Martin Velasco è entrato nel profondo “mistero” della risurrezione – fenomeno che aveva interessato tutta la sua immensa produzione teologica – il 5 aprile all’età di 86 anni.
Era nato a Santa Cruz del Valle, quattro case nella provincia di Avila, sacerdote dal 1956, incardinato nella diocesi di Madrid.
Fu professore nel seminario, direttore dell’Istituto superiore di pastorale, rettore del seminario conciliare di Madrid, docente nell’università ecclesiastica San Damaso, autore di più di 58 opere tradotte in più di 14 lingue, una moltitudine di articoli e di saggi sulla mistica e il mistero di Dio. Era un mistico che incantava.
Mi recavo da lui, nella zona “rossa” di Vallecas, nella periferia di Madrid, quando seguivo le vicende della Chiesa spagnola negli anni ’80. Era veramente un mistico. Veniva infatti dalla terra di santa Teresa e di san Giovanni della Croce, le cui opere aveva intensamente studiato. Amava la semplicità, godeva dell’amicizia, parlava con sincerità, ascoltava con rispetto.
Dovette subire l’umiliazione di essere destituito da rettore del seminario, ma non aveva risentimenti nei confronti dell’arcivescovo di Madrid, Suquia, che non era certo dello stampo del mitico card. Tarancon.
Senza aria di superiorità, mi parlava dei suoi libri, tanti, soprattutto del rapporto tra filosofia e fenomenologia, il cui studio già dagli anni ’70 lo aveva imposto all’attenzione di dogmatici, filosofi, pastoralisti.
Si concentrò sulla vita cristiana del suo Paese e del mondo, approfondendo la metamorfosi del sacro e le sue implicanze; non si stancò di scrivere sull’esperienza cristiana di Dio, accentuando l’importanza del fenomeno mistico.
Scrisse sul rapporto tra l’uomo e la religione all’inizio del terzo millennio, proseguendo con un interrogativo che lo appassionava: che significa essere cristiano in una cultura post-moderna e qual è il rapporto tra la mistica e l’umanesimo?
Era un uomo pio, nel senso che la “pietas” lo penetrava e gli dettava il comportamento. Dalla “pietas” gli venivano la saggezza, l’arte del comunicare nell’insegnamento, la bontà senza finzione, la fede solida anche nelle avversità e negli attacchi mossigli dall’intransigenza clericale.
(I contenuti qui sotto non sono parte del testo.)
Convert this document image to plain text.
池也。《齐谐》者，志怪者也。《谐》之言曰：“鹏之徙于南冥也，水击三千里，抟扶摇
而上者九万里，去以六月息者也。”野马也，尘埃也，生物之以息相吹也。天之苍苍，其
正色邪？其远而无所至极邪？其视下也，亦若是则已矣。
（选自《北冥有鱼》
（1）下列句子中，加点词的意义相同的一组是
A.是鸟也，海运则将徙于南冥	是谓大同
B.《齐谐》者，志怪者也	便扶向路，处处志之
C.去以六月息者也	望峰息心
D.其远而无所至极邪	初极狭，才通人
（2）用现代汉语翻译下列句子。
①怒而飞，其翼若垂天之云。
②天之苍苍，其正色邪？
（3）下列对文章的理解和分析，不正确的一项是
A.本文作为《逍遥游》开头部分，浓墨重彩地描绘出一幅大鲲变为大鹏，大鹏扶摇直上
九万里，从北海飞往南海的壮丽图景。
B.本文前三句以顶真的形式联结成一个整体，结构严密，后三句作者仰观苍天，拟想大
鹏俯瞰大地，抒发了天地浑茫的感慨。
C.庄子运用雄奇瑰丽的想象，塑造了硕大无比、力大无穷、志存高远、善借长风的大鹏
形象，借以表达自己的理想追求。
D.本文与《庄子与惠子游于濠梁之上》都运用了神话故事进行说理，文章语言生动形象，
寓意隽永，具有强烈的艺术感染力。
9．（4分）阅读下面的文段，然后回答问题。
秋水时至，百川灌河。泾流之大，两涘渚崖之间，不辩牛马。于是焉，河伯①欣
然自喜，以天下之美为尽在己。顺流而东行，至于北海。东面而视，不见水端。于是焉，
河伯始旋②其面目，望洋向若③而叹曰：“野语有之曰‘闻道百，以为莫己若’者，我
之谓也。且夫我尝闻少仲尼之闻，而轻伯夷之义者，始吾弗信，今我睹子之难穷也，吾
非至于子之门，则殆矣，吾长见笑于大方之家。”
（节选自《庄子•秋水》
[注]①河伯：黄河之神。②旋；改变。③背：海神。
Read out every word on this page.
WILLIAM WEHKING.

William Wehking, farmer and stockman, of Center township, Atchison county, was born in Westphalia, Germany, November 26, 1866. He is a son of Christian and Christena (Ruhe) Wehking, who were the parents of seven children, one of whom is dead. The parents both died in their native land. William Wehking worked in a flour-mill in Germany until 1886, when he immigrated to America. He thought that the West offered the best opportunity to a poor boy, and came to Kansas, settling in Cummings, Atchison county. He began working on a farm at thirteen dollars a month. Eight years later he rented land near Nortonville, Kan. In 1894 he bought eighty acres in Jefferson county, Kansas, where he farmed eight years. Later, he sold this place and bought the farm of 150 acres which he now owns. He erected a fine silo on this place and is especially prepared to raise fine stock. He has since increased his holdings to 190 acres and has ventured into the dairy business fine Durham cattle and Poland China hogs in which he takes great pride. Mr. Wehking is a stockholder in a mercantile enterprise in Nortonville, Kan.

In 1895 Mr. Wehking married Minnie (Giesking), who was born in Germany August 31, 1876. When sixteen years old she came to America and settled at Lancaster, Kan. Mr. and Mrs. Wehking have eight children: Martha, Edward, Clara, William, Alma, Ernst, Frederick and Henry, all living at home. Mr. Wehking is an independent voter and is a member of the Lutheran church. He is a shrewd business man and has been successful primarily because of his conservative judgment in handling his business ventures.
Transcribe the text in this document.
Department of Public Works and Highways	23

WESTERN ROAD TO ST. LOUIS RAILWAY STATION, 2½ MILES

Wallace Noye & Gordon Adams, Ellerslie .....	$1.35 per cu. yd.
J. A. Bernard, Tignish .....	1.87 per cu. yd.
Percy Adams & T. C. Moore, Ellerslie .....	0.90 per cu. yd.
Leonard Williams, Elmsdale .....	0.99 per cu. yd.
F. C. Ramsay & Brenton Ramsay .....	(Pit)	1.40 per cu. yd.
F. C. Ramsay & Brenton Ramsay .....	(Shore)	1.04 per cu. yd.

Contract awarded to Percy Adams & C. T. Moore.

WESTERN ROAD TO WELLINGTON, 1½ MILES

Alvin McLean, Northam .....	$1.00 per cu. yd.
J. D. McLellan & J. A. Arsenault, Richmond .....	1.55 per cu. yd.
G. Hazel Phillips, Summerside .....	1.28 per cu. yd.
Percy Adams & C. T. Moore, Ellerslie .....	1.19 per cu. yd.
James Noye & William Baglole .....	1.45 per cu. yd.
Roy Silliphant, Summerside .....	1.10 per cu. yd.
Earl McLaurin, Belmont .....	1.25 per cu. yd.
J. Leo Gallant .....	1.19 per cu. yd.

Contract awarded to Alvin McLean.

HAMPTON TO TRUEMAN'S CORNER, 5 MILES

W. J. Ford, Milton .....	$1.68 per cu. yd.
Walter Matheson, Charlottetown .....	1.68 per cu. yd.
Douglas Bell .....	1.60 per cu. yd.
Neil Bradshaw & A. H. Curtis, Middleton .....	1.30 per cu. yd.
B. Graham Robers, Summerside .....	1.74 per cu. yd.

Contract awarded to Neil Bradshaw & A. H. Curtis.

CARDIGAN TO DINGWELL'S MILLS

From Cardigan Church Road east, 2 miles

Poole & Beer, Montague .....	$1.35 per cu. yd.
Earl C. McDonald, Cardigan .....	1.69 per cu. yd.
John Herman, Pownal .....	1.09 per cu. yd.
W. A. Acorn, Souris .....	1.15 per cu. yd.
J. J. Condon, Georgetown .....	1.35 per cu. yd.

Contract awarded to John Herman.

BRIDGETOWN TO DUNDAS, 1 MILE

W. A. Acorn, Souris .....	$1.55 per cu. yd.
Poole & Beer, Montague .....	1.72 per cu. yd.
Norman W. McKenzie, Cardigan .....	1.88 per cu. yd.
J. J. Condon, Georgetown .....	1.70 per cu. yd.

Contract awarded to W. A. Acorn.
Con il suo modo di pensare, il vivere nel mezzo dell’emarginazione sociale, la sollecitudine pastorale come collaboratore nella parrocchia di San Paolo a Madrid, Velasco fu guida di generazioni e – come l’ha definito il teologo Fernando Vidal – fu «architetto di una Chiesa più povera, colta e compassionevole, di cui abbiamo bisogno ogni giorno di più».